Между тем Анжелка росла и выросла в долговязое, анемичное, скрытное существо, утонувшее в глубоком омуте недетского одиночества. Она с первого класса была брошена на самостоятельное хозяйствование, разве что по магазинам не бегала, и жила в полном ладу со сложной системой замков, запоров, сигнализаций, запретов на гостей и подруг, по малолетству приняв за должное и изоляцию с предосторожностями, и разительную нестыковку домашнего существования с наружным миром. Впрочем, дабы девушка не росла дикаркой, заботливая мамаша на все летние и прочие каникулы регулярно упекала Анжелку в «артеки», санатории, детские дома отдыха, где она и впрямь оживала, навсегда усвоив летний, курортный стиль общения, похожий на сон или киноновеллу, когда люди полнокровно живут от начала до конца сеанса-заезда, а потом истаивают в дымке реальной жизни.

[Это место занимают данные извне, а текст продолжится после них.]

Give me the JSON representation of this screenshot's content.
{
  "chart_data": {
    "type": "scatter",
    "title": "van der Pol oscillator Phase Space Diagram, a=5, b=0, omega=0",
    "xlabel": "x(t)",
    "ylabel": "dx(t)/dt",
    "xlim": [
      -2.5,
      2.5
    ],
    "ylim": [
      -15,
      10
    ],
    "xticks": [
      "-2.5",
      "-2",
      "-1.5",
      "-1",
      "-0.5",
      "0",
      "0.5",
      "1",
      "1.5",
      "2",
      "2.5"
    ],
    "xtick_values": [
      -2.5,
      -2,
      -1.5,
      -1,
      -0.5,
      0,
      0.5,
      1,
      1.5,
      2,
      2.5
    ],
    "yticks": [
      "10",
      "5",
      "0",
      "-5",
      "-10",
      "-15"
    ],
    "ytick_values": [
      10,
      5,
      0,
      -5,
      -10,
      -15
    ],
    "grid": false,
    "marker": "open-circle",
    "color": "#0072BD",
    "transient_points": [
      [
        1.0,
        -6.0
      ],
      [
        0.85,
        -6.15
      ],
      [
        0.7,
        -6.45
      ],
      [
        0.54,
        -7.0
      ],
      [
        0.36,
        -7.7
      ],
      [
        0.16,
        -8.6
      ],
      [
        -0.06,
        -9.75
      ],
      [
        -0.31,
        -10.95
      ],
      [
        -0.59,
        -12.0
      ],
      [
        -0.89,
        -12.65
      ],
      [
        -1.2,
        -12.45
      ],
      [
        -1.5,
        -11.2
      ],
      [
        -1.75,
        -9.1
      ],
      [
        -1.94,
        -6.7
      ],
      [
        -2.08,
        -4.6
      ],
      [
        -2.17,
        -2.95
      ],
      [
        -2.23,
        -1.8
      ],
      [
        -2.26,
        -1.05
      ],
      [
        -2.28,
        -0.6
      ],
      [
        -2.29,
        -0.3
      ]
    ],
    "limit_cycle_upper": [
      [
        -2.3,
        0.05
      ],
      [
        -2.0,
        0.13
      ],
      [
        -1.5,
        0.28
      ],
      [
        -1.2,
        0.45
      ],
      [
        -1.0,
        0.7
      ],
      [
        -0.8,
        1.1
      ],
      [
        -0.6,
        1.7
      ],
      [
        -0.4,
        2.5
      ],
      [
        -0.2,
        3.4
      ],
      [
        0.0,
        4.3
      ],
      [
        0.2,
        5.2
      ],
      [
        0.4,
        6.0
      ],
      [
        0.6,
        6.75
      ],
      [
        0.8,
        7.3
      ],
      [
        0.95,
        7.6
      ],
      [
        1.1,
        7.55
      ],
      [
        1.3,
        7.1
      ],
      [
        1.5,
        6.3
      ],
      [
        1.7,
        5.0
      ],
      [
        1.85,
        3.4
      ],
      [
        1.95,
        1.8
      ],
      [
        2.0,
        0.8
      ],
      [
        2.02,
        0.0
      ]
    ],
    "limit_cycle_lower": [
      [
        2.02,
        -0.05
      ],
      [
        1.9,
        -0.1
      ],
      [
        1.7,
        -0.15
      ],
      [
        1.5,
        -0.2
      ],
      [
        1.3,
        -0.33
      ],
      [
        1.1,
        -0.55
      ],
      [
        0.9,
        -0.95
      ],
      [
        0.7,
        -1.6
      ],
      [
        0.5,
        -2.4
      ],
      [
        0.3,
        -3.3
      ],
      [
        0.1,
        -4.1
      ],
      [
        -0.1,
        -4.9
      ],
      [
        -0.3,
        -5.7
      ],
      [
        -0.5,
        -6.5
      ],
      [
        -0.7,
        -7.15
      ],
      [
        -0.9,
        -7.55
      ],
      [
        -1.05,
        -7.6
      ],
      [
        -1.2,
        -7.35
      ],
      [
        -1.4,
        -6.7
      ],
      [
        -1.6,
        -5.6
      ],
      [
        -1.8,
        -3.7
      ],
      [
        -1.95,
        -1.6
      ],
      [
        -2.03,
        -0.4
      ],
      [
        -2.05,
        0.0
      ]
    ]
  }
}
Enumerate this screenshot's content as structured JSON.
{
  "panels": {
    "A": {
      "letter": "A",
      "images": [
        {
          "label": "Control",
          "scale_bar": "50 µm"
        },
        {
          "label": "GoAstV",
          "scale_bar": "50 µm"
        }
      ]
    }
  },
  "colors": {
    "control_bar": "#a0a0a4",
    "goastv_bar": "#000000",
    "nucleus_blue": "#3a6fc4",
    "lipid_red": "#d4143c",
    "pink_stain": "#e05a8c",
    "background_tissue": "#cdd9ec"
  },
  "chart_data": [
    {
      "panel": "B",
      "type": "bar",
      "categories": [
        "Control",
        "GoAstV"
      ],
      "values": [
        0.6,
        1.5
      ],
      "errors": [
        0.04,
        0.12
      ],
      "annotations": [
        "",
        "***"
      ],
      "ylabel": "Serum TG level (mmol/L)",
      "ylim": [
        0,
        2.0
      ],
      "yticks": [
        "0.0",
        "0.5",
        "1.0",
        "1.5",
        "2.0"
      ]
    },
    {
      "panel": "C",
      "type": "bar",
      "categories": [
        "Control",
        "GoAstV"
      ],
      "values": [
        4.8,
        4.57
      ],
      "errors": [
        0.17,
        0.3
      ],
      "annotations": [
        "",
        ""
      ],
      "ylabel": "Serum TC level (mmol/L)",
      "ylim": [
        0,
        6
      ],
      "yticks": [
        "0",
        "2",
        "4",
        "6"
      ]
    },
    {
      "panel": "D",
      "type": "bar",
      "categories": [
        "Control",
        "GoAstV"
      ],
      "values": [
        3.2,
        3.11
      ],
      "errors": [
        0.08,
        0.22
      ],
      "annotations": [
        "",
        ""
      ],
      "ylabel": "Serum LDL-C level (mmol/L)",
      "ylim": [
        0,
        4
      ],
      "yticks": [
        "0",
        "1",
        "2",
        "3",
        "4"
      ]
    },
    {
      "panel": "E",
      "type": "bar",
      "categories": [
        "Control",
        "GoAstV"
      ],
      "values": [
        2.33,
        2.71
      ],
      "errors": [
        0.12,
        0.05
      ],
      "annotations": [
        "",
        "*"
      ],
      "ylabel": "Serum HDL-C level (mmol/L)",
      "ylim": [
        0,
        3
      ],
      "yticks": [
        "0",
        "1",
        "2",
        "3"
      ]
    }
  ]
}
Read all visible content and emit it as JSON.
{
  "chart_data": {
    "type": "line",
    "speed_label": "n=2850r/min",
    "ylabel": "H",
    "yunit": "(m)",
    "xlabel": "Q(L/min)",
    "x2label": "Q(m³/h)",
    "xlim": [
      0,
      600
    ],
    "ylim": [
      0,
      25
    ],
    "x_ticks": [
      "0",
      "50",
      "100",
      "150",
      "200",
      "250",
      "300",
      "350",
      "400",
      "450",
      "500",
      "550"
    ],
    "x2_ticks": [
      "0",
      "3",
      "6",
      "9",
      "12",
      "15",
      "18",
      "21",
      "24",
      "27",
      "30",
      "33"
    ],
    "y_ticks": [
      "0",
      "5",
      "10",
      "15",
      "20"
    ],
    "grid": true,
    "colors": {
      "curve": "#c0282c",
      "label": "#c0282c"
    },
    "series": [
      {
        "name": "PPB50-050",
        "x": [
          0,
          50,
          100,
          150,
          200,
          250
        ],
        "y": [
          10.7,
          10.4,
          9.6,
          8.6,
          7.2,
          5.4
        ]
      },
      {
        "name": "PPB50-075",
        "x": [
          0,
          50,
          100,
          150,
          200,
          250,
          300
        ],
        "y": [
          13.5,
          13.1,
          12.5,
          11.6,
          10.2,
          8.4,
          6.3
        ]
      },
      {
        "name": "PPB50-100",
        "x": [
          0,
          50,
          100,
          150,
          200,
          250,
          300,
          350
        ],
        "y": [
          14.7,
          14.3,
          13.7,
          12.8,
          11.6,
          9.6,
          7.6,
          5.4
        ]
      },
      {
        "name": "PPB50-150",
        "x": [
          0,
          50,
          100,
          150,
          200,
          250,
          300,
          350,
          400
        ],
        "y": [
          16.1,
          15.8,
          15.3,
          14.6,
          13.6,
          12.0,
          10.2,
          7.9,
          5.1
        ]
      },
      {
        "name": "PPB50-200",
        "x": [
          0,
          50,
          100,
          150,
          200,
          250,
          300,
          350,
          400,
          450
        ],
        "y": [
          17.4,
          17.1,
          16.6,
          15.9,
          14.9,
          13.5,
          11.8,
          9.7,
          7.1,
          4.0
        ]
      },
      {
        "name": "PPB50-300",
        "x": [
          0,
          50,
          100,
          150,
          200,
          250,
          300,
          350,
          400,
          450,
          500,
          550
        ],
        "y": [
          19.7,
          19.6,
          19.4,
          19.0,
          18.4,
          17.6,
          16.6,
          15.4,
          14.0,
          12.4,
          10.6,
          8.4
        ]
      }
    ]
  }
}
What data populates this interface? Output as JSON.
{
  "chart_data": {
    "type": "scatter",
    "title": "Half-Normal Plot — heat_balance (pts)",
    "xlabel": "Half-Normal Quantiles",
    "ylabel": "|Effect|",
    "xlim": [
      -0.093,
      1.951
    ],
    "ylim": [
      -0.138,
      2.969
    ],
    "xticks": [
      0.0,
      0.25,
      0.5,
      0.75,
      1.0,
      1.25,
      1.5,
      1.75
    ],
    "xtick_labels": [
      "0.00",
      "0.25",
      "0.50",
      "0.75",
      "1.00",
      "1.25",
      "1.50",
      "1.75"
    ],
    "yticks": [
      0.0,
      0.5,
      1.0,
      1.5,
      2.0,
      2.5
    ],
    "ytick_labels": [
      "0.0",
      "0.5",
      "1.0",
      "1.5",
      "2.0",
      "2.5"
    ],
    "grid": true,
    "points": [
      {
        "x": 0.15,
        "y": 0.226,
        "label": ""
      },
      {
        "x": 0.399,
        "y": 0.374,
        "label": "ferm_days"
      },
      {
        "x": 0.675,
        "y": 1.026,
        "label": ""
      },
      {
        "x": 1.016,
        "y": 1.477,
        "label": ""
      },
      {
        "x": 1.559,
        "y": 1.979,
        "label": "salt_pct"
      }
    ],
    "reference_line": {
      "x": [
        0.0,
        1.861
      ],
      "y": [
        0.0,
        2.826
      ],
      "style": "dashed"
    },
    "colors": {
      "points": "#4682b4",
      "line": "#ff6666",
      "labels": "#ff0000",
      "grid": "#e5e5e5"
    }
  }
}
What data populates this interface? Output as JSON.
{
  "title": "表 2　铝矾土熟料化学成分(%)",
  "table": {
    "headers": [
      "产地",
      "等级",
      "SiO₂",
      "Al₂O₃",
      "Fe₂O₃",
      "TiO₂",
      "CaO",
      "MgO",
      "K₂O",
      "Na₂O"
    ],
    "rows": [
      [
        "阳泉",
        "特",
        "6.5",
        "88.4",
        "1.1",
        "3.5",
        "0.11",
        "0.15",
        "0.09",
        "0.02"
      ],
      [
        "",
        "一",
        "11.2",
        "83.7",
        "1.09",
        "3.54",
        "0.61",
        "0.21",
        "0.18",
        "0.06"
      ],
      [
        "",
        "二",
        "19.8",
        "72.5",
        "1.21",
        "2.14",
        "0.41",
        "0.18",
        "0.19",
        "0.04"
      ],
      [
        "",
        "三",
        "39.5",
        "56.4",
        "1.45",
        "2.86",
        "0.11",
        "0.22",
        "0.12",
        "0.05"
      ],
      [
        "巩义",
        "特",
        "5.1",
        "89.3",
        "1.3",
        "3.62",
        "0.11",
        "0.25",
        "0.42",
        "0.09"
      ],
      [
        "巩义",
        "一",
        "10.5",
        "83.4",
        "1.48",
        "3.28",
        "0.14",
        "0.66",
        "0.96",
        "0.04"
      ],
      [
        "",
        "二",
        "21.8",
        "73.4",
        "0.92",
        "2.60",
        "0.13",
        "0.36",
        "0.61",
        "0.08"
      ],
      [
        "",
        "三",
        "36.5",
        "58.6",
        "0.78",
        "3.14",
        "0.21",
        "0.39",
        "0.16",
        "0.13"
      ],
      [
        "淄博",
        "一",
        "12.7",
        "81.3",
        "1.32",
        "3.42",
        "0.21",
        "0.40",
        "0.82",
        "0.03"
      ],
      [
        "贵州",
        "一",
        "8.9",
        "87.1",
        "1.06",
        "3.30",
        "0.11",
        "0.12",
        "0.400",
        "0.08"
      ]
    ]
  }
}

Из одного из последних, уже подросткового санатория ее даже чуть не выперли за поведение, не совместимое с девичьей скромностью, эта история скорее позабавила Веру Степановну, нежели огорчила, поскольку выказала в ребенке хоть какой-то проблеск индивидуальности.
По школе Анжелка прошла бледной тенью, невнятной троечницей, только единожды поразившей астрономичку в самое сердце твердой верой в реальность межгалактических одиссей – «это у нас в совке никак не могут вырваться за пределы солнечной атмосферы, а штатники давно летают по всем галактикам и воюют с чужими» – зато дома была полной хозяйкой себе и своему одиночеству, оттеснив на второй план домашнего существования даже такую крупногабаритную мамашу, как Арефьева-старшая. Она была «подозрительно чистоплотна», как выражалась выросшая несколько в иных условиях Вера Степановна, обожала принимать ванны утром и вечером и ежедневно бродила по дому то с пылесосом, то с тряпкой, наводя западный лоск на обычную московскую трехкомнатную квартирку с комарами и тараканами, коврами и хрусталем, дефицитными книгами, коих у Веры Степановны было «хоть жопой ешь», вечно текущими кранами и стальной дверью, дарующей иллюзию безопасности. Она раздражала мать неприхотливостью в пище и разборчивостью в одежде (у Веры Степановны было наоборот), выписывала все молодежные журналы и про кино, читала светскую хронику «Московского комсомольца», по десять раз прокручивала на видюшнике любимые фильмы и к концу школы скопила огромную фильмотеку, аккуратно расставленную по полкам в ее девичьей, стерильно убранной комнатушке, украшенной портретами Алена Делона и Вячеслава Бутусова. Матери запрещалось не то что трогать, но даже приближаться к этому безукоризненному великолепию. Впрочем, Вере Степановне не больно то и хотелось. Она купила себе корейскую «двойку» и по ночам, на сон грядущий, крутила ужастики и порнуху, которыми ее снабжал Тимофей Дымшиц.